Abdelamalek Sellal est au Qatar pour co-présider la haute commission mixte algéro-qatarie. Les relations entre Alger et Doha ont connu des moments difficiles depuis le Printemps arabe.  Comment se portent-elles aujourd’hui ?

Les relations entre les deux pays semblent s’être nettement améliorées. Les deux pays ont pendant longtemps été très proches partageant tous les deux une certaine indépendance dans leur positionnement diplomatique. Doha, qui a depuis longtemps souhaité s’émanciper de son voisin saoudien et construire son propre réseau, avait toujours cherché à nouer une relation forte avec Alger. Toutefois, il est vrai que la diplomatie d’engagement du Qatar durant les révolutions arabes avait suscité l’inquiétude de nombreux régimes arabes, à commencer par le voisin saoudien. Le Qatar avait clairement opté pour un soutien aux frères musulmans, plus par opportunisme que par idéologie, convaincu qu’ils resteraient durablement au pouvoir.

Le changement à la tête de l’Émirat a-t-il été accompagné d’une évolution du positionnement ?

L’arrivée au pouvoir de Sheikh Tamim a contribué à apaiser le climat avec les voisins du Golfe et les autres pays arabes. Le nouvel émir à clairement choisi une approche plus consensuelle, plus mesurée privilégiant les questions domestiques et la concertation avec ses voisins comme en témoigne le retour des ambassadeurs saoudien, émirati et bahreïni après plus de six mois de crise diplomatique. Devant la dégradation de l’environnement régional et l’instabilité dans le monde arabe, les pays du Golfe ont préféré serrer les rangs et privilégier l’unité. Ils ont tout intérêt à renforcer leurs relations avec des pays arabes considérés comme stables comme l’Algérie.
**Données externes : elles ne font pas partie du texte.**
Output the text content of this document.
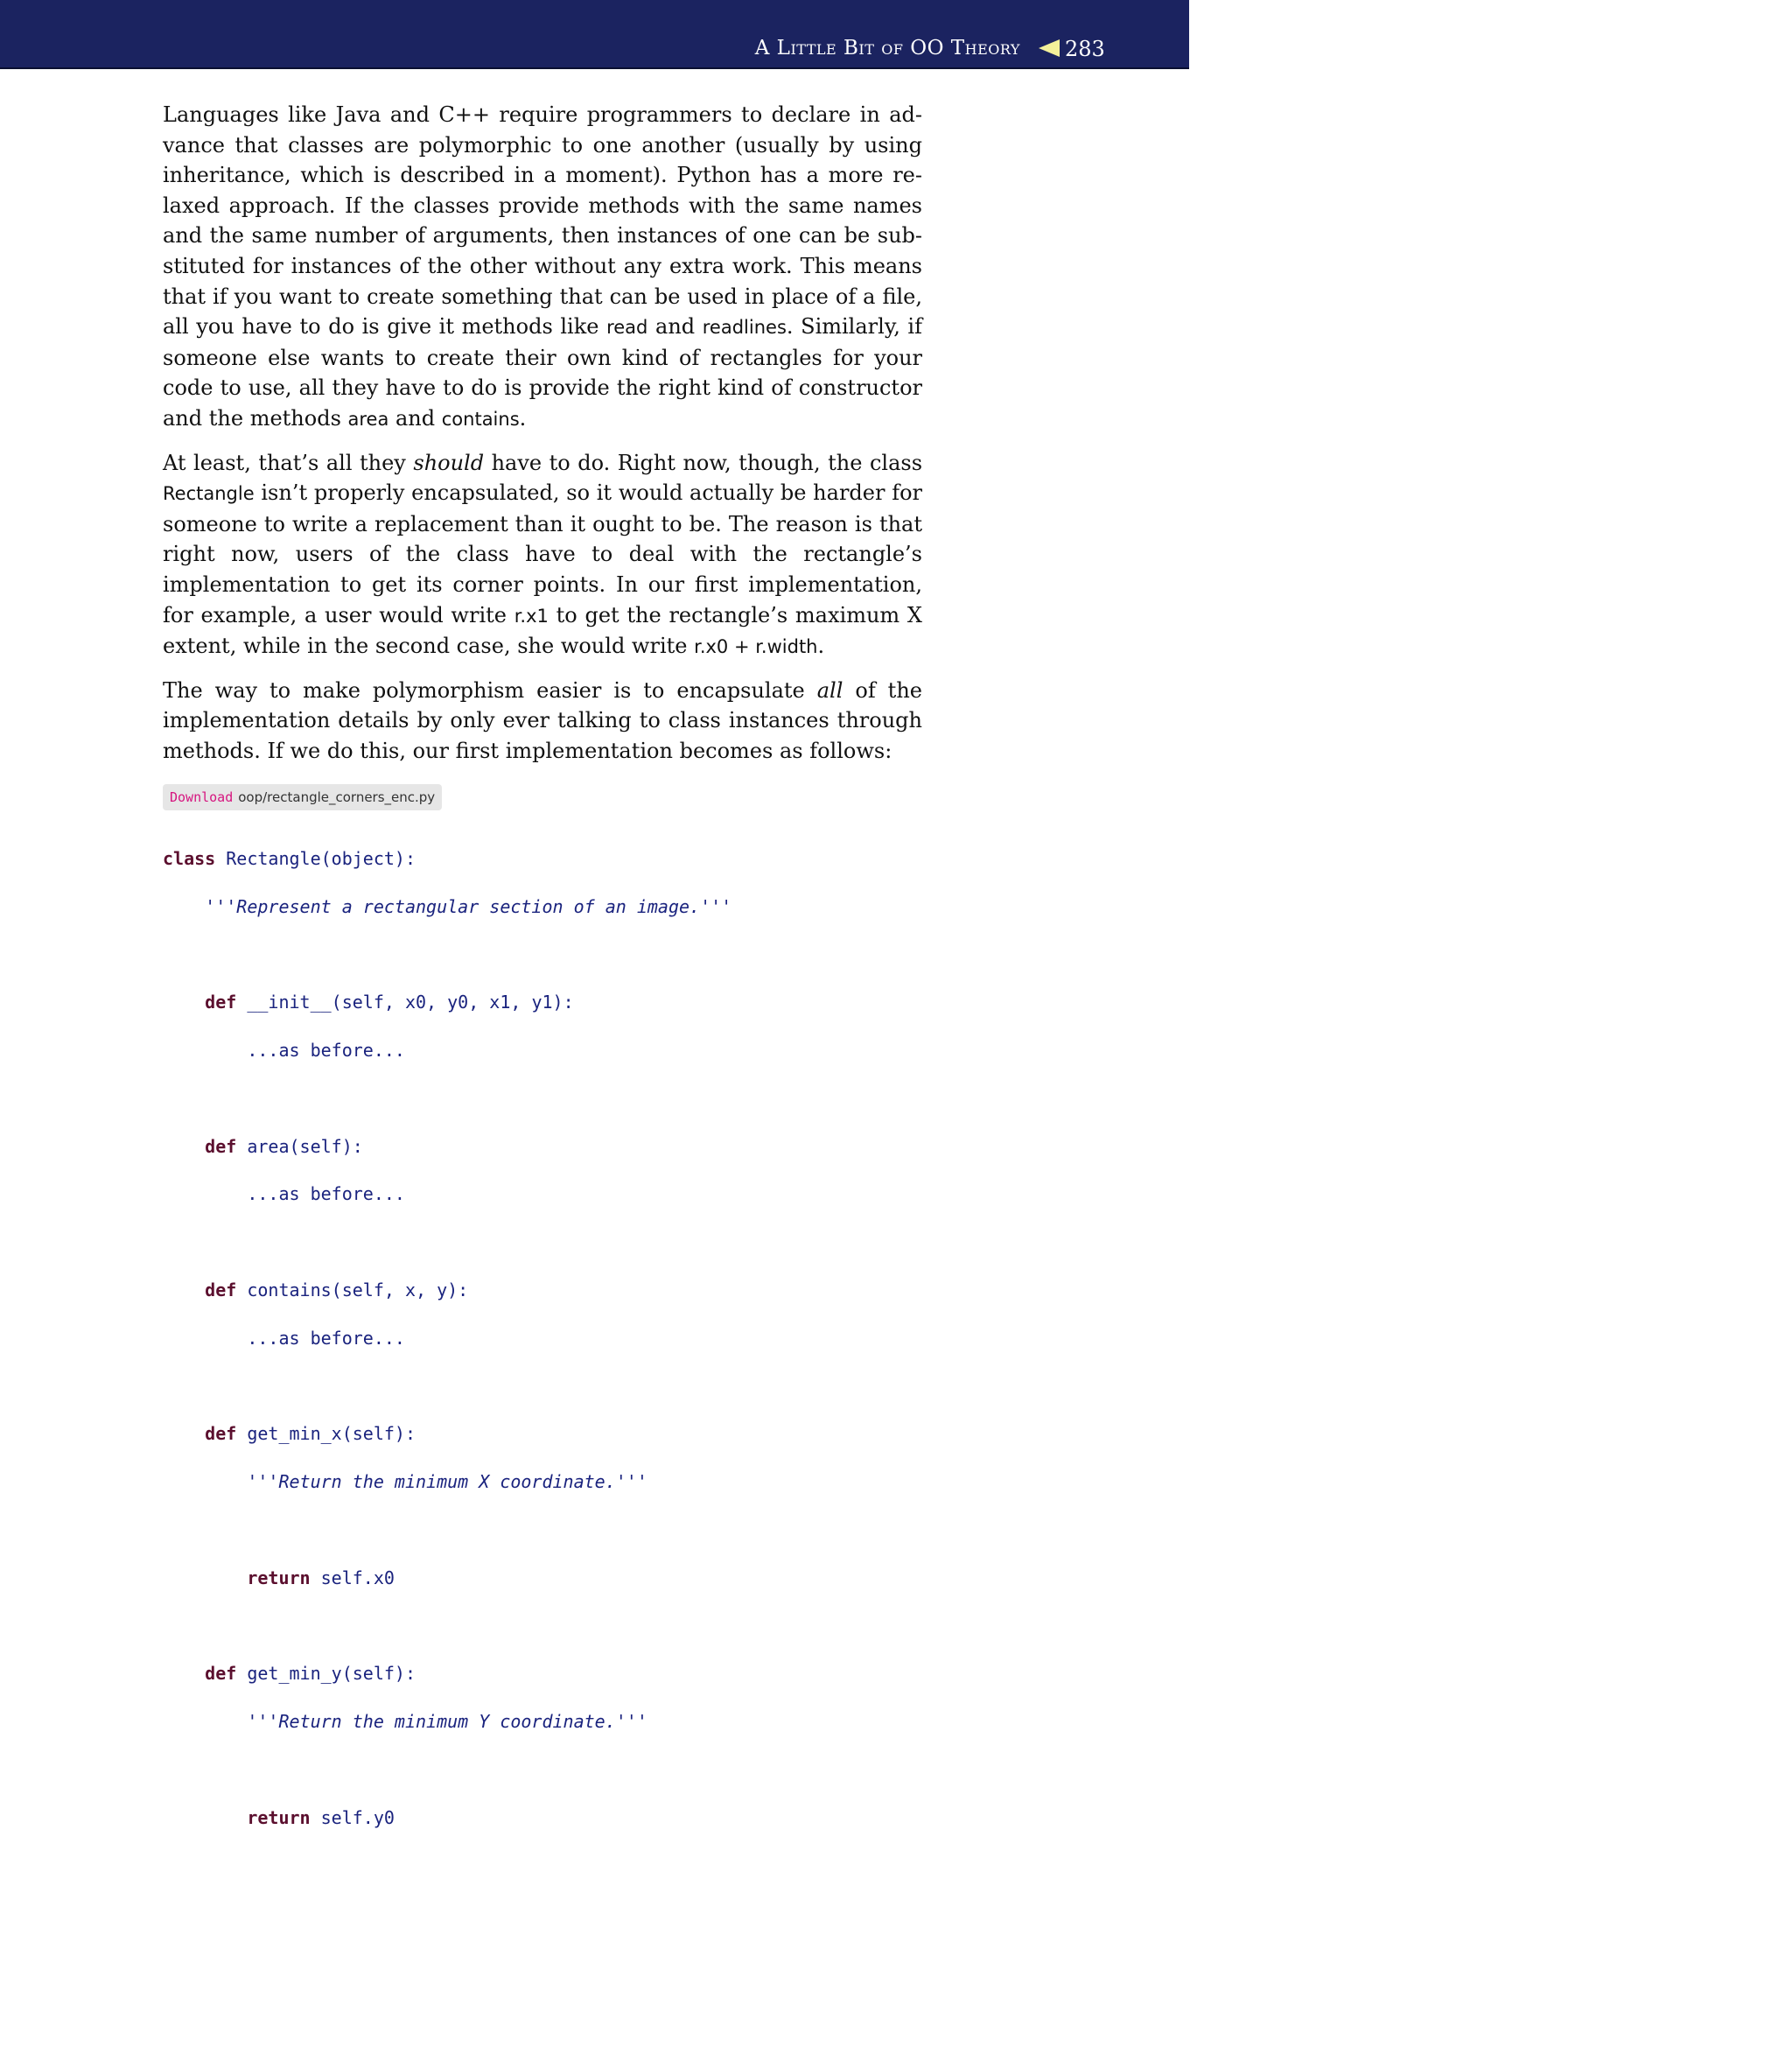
A Little Bit of OO Theory 283

Languages like Java and C++ require programmers to declare in advance that classes are polymorphic to one another (usually by using inheritance, which is described in a moment). Python has a more relaxed approach. If the classes provide methods with the same names and the same number of arguments, then instances of one can be substituted for instances of the other without any extra work. This means that if you want to create something that can be used in place of a file, all you have to do is give it methods like read and readlines. Similarly, if someone else wants to create their own kind of rectangles for your code to use, all they have to do is provide the right kind of constructor and the methods area and contains.

At least, that’s all they should have to do. Right now, though, the class Rectangle isn’t properly encapsulated, so it would actually be harder for someone to write a replacement than it ought to be. The reason is that right now, users of the class have to deal with the rectangle’s implementation to get its corner points. In our first implementation, for example, a user would write r.x1 to get the rectangle’s maximum X extent, while in the second case, she would write r.x0 + r.width.

The way to make polymorphism easier is to encapsulate all of the implementation details by only ever talking to class instances through methods. If we do this, our first implementation becomes as follows:

Download oop/rectangle_corners_enc.py

class Rectangle(object):

'''Represent a rectangular section of an image.'''

def __init__(self, x0, y0, x1, y1):

...as before...

def area(self):

...as before...

def contains(self, x, y):

...as before...

def get_min_x(self):

'''Return the minimum X coordinate.'''

return self.x0

def get_min_y(self):

'''Return the minimum Y coordinate.'''

return self.y0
D’un point de vue économique, Doha a toujours été en pointe dans les relations avec Alger. Qatar Airways a été la première compagnie aérienne du Golfe à desservir Alger après l’embargo des années 1990. Une importante communauté algérienne est établie à Doha évoluant dans le secteur des hydrocarbures ou des médias. Ooreedo ; l’opérateur télécom, est ancré dans l’industrie algérienne des télécoms et gagne régulièrement des parts de marché sur les autres opérateurs. Un projet sidérurgique devrait voir le jour prochainement. Les deux pays font face aux mêmes enjeux dans les industries des hydrocarbures en pleine mutation. Les Qatariens et Algériens ont fort à coopérer pour faire face aux menaces des nouveaux acteurs sur le marché du GNL telle que l’Australie, qui pourrait devenir le premier exportateur mondial de GNL en 2020. Aussi, les tensions entre Européens et Russes pourraient laisser apparaitre des opportunités pour le Qatar et l’Algérie pour compenser l’approvisionnement en gaz des pays européens. Des projets de coopération mixtes existent dans le secteur des mines et de nombreux investisseurs privés qataris lorgnent le marché algérien.

Comment se portent les relations entre l’Algérie et les autres pays du Golfe ?

Apres avoir été longtemps perçue comme instable et au bord du chaos, notamment durant la Décennie noire, l’Algérie est de plus en plus considérée comme un leader régional qui a su gérer le Printemps arabe et avec lequel il faut composer notamment pour la résolution des crises régionales. La reconnaissance de l’expertise algérienne en matière de lutte contre le terrorisme, en particulier par Washington, favorise la crédibilité de l’Algérie vis-à-vis des pays du Golfe.

Aussi, il ne faut pas oublier le soutien inconditionnel des pays du Golfe au Général Sissi en Égypte, pays avec lequel l’Algérie entretient aujourd’hui de très bonnes relations qui se sont encore confirmées avec la récente signature de contrats de coopération.

Toutefois, il faut reconnaître que l’Algérie, très attachée aux questions de souveraineté et au refus de l’ingérence étrangère, s’est clairement démarqué des positions des pays du Golfe sur le dossier libyen ou syrien. Elle n’est pas suiveuse sur le plan diplomatique. Ce positionnement algérien les irrite, certes, mais suscite aussi le respect. D’ailleurs, les dignitaires du Golfe multiplient les visites à Alger à la recherche de soutiens politiques, mais aussi pour profiter des potentialités économiques du marché algérien.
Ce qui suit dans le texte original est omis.